Every year, thousands of devotees travel to a remote village in the South Indian state of Tamil Nadu to put themselves through a gruesome ritual that they hope will bring them good health and success. Believe it or not, men, women and even children willingly permit priests to smash hard coconuts on their skulls!

Breaking coconuts on a sacred stone as an offering to the deity is a common practice in South Indian temples. But breaking them on one’s own head is quite rare, and viewed as an extreme display of devotion. Several devotees squat on the floor in a line, waiting patiently as the temple priests approach with a sack of coconuts. One priest holds the heads firmly, while the other one brings down the coconuts without hesitation. The whole process is completed in a matter of minutes.

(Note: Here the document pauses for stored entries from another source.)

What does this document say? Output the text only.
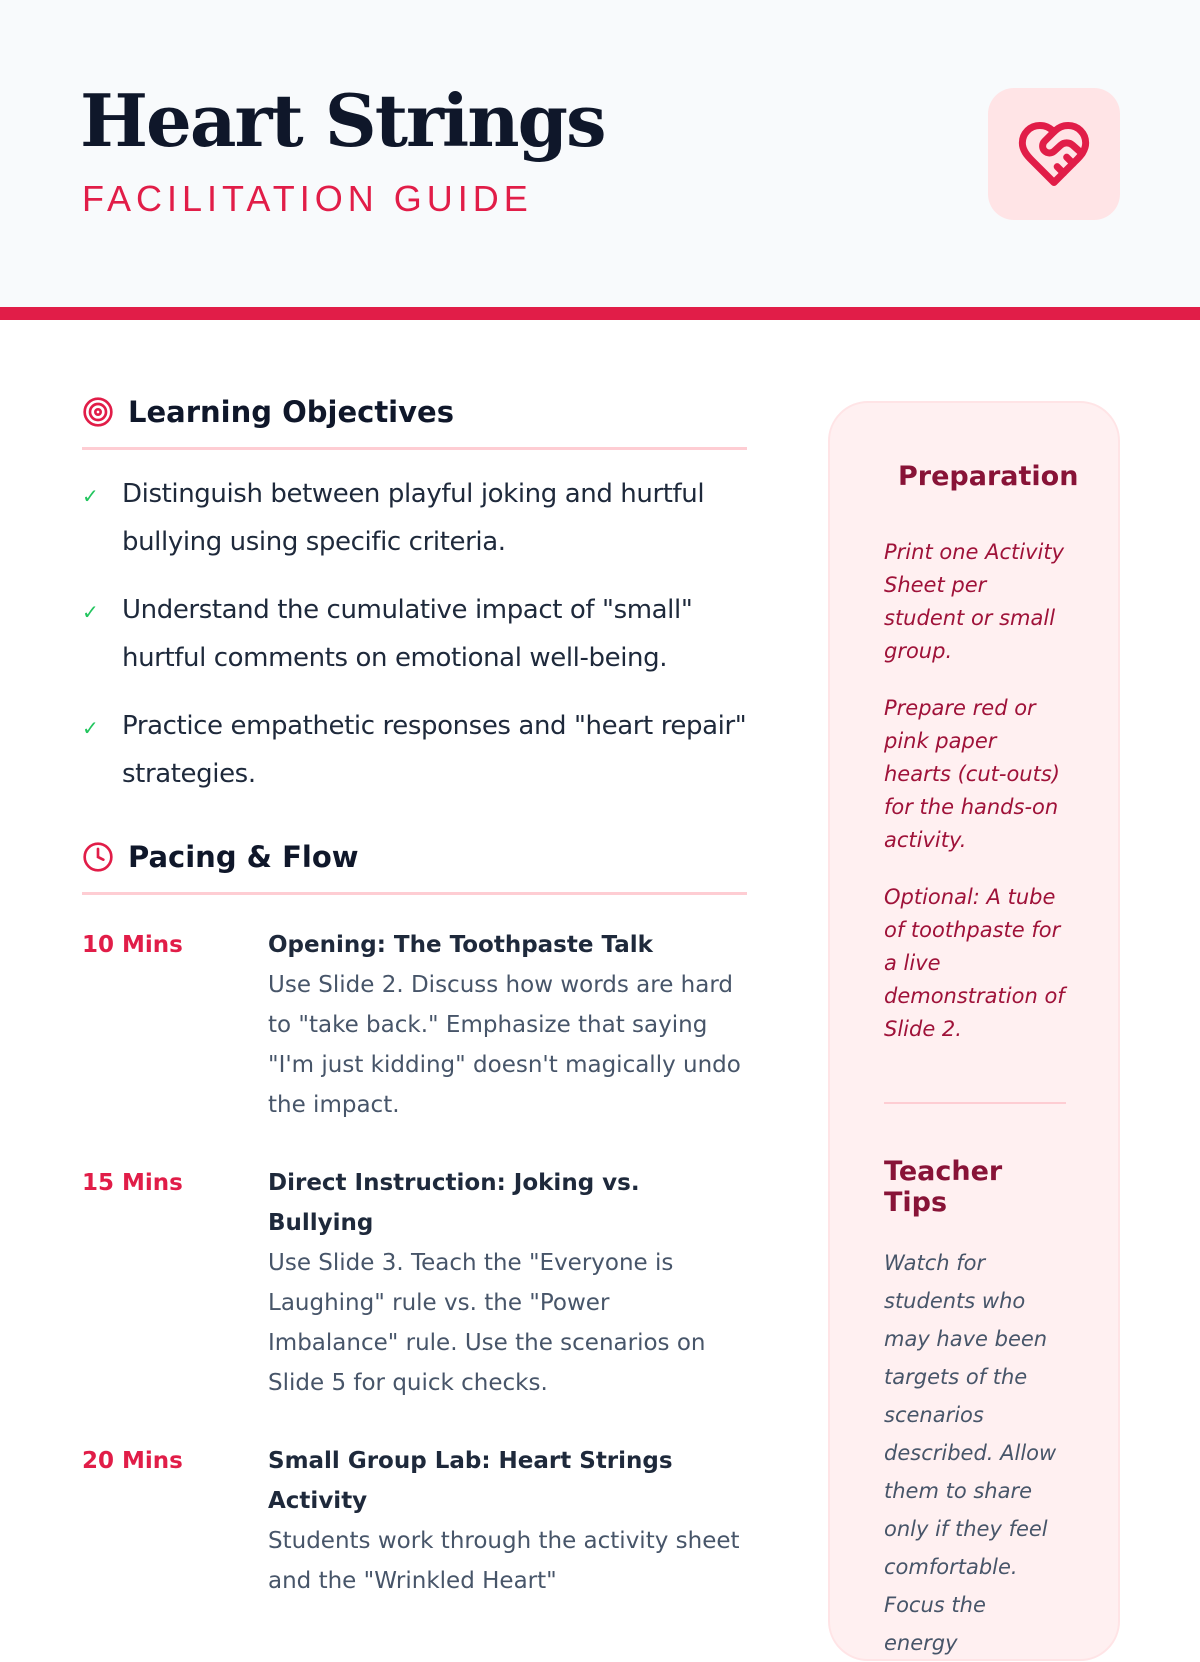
Heart Strings
FACILITATION GUIDE
Learning Objectives
✓ Distinguish between playful joking and hurtful bullying using specific criteria.
✓ Understand the cumulative impact of "small" hurtful comments on emotional well-being.
✓ Practice empathetic responses and "heart repair" strategies.
Pacing & Flow
10 Mins	Opening: The Toothpaste Talk

Use Slide 2. Discuss how words are hard to "take back." Emphasize that saying "I'm just kidding" doesn't magically undo the impact.

15 Mins	Direct Instruction: Joking vs. Bullying

Use Slide 3. Teach the "Everyone is Laughing" rule vs. the "Power Imbalance" rule. Use the scenarios on Slide 5 for quick checks.

20 Mins	Small Group Lab: Heart Strings Activity

Students work through the activity sheet and the "Wrinkled Heart"

Preparation

Print one Activity Sheet per student or small group.

Prepare red or pink paper hearts (cut-outs) for the hands-on activity.

Optional: A tube of toothpaste for a live demonstration of Slide 2.

Teacher Tips

Watch for students who may have been targets of the scenarios described. Allow them to share only if they feel comfortable.

Focus the energy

Some devotees can be seen wincing in pain as the coconuts come crashing on to their heads. Some massage their heads, while others promptly collect the broken pieces as holy offerings. Surprisingly, there are a few who don’t flinch at all – these people are often in a deep meditative state of prayer. Nonetheless, medical staff are always present to tend to serious injuries.

Doctors warn devotees every year that the practice could actually be deadly. “There is a certain amount of tolerance for the skull beyond which it will cause damage,” said neurosurgery professor Anil Kumar Peethambaran. “If the coconut breaks, the energy is dissipated, but when it doesn’t this can cause damage to the skull.”

But the staunch devotees don’t seem to be worried at all; they’re confident that the deity will protect them. Despite warnings, the practice has been going on regularly since the 19th century. “My family has been coming here for years,” said one devotee. “Today, four of us have come for the ritual. The coconuts broke well – we hope it brings success.”


One woman said that she did not feel a thing, claiming that it was the goddess who saved her from pain. “I took part in the event for the first time,” she said. “The coconut broke nicely and I am happy. A lot of people in my family, all my uncles and aunts have broken coconuts. Four of us from the family came for the ritual and thankfully, all the coconuts broke well.”

P. Mani, former council president of the village, tells the story of how the ritual, which dates back to the time of Colonial India, originally started. “When the British were trying to draw a railway line against the wishes of the villagers here, they found big stones just like coconuts, beneath the ground,” he explained. “They sarcastically told the villagers that if they could break these stones with their heads, they would change the course of the railway line.”

Legend has it that the villagers did succeed in breaking the stones, and the railway line was eventually shifted. Since then, the ritual has been performed at the local temple using coconuts, attracting thousands of devotees each year.